Sweet mother of all that was holy.

His beauty struck me just as strong as it had the first time I’d seen him without a shirt on.

He was art. Living, breathing artwork. Sculpted muscle that belonged in a museum, abs that dipped into a V that disappeared beneath his waistband, like an arrow pointing to the promised land.

Broad chest, rounded shoulders, all of it wrapped in intricate tattoos that told stories across his skin.

Stories I wanted to trace with my tongue, wanted to memorize with my fingertips.

“The way you look at me,” he said, voice rough with need. “Like you want to devour me.”

“I do,” I admitted, running my hands over his chest, feeling him shudder under my touch. “Want to taste every inch of you. Want to memorize what makes you lose control.”

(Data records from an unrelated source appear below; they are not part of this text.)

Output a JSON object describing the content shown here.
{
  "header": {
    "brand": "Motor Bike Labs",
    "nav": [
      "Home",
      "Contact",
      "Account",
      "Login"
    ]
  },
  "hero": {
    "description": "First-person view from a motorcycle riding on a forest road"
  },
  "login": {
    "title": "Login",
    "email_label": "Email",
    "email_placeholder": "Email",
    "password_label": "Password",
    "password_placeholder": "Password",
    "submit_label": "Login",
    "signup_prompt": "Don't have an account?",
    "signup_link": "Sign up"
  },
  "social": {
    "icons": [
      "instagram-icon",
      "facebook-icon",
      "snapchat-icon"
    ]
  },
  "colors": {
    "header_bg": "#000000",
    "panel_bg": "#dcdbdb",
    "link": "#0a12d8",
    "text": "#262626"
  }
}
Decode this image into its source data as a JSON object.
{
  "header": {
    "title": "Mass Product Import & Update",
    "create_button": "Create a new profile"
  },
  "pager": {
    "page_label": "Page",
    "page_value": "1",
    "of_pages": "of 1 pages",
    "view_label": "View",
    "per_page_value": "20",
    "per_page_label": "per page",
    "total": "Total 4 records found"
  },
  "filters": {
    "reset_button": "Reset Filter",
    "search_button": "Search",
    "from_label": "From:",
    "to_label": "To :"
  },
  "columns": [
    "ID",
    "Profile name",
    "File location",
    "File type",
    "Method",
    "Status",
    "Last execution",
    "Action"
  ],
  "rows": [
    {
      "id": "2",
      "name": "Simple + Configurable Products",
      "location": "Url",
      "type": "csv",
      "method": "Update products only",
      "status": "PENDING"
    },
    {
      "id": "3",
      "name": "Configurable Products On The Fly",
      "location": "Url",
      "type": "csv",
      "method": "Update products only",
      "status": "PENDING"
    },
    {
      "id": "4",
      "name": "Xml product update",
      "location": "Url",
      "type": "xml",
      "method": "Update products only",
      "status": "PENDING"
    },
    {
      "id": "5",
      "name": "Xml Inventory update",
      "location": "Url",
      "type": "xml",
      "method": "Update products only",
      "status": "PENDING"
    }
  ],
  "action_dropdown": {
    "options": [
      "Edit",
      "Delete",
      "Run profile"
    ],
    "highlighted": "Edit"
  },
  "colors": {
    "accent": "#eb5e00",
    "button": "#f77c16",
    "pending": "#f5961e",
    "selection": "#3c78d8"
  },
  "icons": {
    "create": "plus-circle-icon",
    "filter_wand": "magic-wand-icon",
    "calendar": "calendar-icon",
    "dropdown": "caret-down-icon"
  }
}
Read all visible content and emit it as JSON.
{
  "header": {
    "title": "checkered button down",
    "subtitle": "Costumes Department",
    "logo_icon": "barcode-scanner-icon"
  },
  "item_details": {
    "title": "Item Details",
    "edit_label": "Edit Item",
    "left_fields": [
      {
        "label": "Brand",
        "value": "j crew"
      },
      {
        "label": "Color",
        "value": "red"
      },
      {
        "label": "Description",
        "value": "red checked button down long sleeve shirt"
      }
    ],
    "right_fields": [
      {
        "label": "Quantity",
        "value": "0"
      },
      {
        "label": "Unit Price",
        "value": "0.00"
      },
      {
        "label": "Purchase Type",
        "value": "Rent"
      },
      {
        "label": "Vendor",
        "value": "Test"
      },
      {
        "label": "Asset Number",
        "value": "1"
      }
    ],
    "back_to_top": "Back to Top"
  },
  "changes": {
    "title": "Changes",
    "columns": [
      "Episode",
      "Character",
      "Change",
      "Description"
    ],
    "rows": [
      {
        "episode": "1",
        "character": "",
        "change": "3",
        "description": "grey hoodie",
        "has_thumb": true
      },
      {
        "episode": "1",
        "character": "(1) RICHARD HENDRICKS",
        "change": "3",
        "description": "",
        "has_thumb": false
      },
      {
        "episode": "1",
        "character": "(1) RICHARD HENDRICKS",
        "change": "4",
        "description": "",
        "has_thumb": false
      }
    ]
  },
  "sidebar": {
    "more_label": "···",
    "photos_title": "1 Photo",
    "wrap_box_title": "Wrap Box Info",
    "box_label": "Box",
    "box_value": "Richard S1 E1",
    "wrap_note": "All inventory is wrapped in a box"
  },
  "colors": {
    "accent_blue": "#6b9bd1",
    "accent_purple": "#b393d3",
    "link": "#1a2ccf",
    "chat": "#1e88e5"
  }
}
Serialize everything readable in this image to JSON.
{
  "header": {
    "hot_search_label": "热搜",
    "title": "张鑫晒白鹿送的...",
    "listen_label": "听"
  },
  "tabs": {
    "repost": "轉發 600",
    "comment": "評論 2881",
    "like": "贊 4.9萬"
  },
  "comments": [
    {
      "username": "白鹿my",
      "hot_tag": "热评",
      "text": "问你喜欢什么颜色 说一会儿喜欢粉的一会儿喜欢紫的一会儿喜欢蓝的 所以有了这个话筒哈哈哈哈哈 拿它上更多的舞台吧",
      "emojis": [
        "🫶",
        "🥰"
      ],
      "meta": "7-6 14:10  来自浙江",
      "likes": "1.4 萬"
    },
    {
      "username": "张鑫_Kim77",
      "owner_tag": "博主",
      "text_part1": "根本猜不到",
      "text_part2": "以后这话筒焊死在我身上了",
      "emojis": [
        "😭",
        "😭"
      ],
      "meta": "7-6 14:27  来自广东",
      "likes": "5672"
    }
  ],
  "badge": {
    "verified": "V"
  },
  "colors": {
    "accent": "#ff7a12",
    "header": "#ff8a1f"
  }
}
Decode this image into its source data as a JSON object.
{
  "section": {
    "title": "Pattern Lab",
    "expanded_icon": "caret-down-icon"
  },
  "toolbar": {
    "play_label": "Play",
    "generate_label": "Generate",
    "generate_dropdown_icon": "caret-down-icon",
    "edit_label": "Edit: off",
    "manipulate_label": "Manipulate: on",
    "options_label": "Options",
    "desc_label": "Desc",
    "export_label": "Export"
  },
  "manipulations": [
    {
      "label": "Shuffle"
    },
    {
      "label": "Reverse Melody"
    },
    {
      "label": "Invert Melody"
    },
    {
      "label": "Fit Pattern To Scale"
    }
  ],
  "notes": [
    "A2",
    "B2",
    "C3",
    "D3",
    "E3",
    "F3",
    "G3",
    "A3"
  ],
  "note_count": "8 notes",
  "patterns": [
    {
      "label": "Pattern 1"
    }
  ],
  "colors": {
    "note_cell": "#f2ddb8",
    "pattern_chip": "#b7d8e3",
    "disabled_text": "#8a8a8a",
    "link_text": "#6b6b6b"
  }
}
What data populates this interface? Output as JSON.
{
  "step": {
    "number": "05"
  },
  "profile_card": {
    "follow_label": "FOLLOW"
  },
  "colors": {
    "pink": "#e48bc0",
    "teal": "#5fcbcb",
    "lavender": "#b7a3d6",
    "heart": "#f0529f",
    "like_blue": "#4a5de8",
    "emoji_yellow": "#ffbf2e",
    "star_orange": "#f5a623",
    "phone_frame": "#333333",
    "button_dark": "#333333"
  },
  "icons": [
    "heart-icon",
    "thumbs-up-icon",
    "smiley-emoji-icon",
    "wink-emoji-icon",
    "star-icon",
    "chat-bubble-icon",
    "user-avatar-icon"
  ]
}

He caught my wrists, pressing them against the wall above my head with gentle pressure. “Careful what you wish for, Warrior. My control is hanging by a thread.”

“Good,” I breathed, arching against him. “I don’t want your control. I want you unhinged. Want to see you come apart the way you just made me.”

I was literally salivating. I couldn’t wait to feel him on top of me, feel him buried—

KNOCK, KNOCK, KNOCK.

We froze like deer in particularly compromising headlights.

“Faith? Open up!” Blake’s voice boomed through the door.

“You’ve got to be kidding me,” I muttered against Ryker’s chest.

“Shit,” Ryker whispered, meeting my eyes. The interruption should have been a bucket of cold water, but somehow, the illicitness of it, the almost-caught-ness, only made everything hotter.

We exploded into motion like teenagers caught by parents, frantically grabbing clothes, pulling on shirts, trying to look like we definitely hadn’t been doing exactly what we’d been doing.

Through it all, we kept catching each other’s eyes and smirking like absolute idiots.

My body still hummed, still ached, still wanted.

And then—because, apparently, Ryker’s mission in life was to murder me via spontaneous combustion—he lifted those two fingers to his mouth and sucked them clean. Slowly. Deliberately. His eyes never leaving mine.

“You taste divine, Warrior.”

My face achieved temperatures previously thought impossible outside of solar flares. “You’re a menace.”

“You love it,” he said with that crooked grin that made my stomach flip.

And, damn him, he was right. I did. I was starting to love everything about him.

I shoved his chest. “Go wash up!”

“You need to change your shirt,” he pointed out.

“Not exactly the priority right now.”

“Suit yourself.” His grin turned wicked. “But if your brother sees that rip, I don’t think he’ll have the self-restraint with Brett that I did.”

Blake pounded again. “Faith! I know you’re in there!”

“Hold your horses!” I yelled back, then turned to Ryker, lowering my voice. “This isn’t over.”

“Not even close,” he agreed, pressing one last kiss to my lips, quick but full of promise. “We’re just getting started, Warrior.”

And as I quickly changed, still flushed and disheveled and absolutely wrecked by what had just happened, I realized he was right. We were just getting started. And that thrilled me almost as much as it terrified me.